The challenge arose from Florida's Section 404 Clean Water Act permitting program that would allow developers to discharge pollutants into Florida waters while avoiding liability for harming protected species like the Florida panther and West Indian manatee. Florida collaborated with the EPA and Fish and Wildlife Service to create a 'technical assistance process' designed to be less 'burdensome' than traditional ESA requirements, eliminating the need for individual permit holders to seek separate endangered species permits.

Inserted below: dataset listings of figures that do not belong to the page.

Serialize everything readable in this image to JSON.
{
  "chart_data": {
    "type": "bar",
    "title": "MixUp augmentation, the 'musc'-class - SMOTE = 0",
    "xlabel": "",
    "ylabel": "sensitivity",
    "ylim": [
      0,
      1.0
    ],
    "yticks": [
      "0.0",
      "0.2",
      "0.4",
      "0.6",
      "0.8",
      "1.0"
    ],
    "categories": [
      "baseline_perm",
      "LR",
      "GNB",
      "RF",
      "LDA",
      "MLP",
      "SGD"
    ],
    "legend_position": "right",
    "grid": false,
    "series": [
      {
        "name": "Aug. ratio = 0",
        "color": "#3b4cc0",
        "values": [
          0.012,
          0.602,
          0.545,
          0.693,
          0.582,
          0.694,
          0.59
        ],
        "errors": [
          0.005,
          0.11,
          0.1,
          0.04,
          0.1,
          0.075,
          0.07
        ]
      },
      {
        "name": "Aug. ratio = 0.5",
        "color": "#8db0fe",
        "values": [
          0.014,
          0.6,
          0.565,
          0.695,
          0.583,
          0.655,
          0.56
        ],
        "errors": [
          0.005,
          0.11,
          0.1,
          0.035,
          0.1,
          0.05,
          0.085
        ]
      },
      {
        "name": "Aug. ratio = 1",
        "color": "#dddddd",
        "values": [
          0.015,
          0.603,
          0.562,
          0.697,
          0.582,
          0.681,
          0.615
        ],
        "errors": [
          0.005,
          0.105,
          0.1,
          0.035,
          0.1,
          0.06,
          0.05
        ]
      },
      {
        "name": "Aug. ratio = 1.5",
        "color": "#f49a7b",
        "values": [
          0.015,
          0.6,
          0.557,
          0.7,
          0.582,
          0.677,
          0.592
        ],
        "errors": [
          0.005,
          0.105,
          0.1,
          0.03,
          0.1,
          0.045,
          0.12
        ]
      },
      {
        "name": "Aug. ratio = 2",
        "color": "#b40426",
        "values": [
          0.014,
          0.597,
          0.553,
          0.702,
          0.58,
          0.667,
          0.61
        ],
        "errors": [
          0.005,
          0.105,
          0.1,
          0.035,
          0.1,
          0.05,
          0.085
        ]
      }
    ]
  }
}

Writing for a divided three-judge panel, Circuit Judge Pan found the agencies' approval violated ESA consultation requirements. 'The FWS thus abdicated its responsibility to enforce the ESA: The agency essentially delegated that job to Florida without ensuring that Florida would protect endangered and threatened species in the manner specified by the ESA,' Judge Pan wrote. The court rejected the agencies' argument that the technical assistance process was 'as protective' as required ESA procedures, noting it was specifically designed to be 'streamlined' and less demanding than Section 7 consultation requirements.

The district court had previously ruled against the agencies in 2024, vacating both the FWS's biological opinion and incidental take statement, as well as the EPA's approval of Florida's permitting application. Environmental groups including the Center for Biological Diversity had challenged the program, arguing that agencies failed to properly analyze effects on protected species and inadequately consulted with federal wildlife services.

The ruling invalidates a novel approach that Florida had hoped would expedite development projects while maintaining endangered species protections. The decision requires agencies to conduct proper ESA analyses before approving similar state permitting programs, potentially affecting other states seeking to streamline environmental review processes.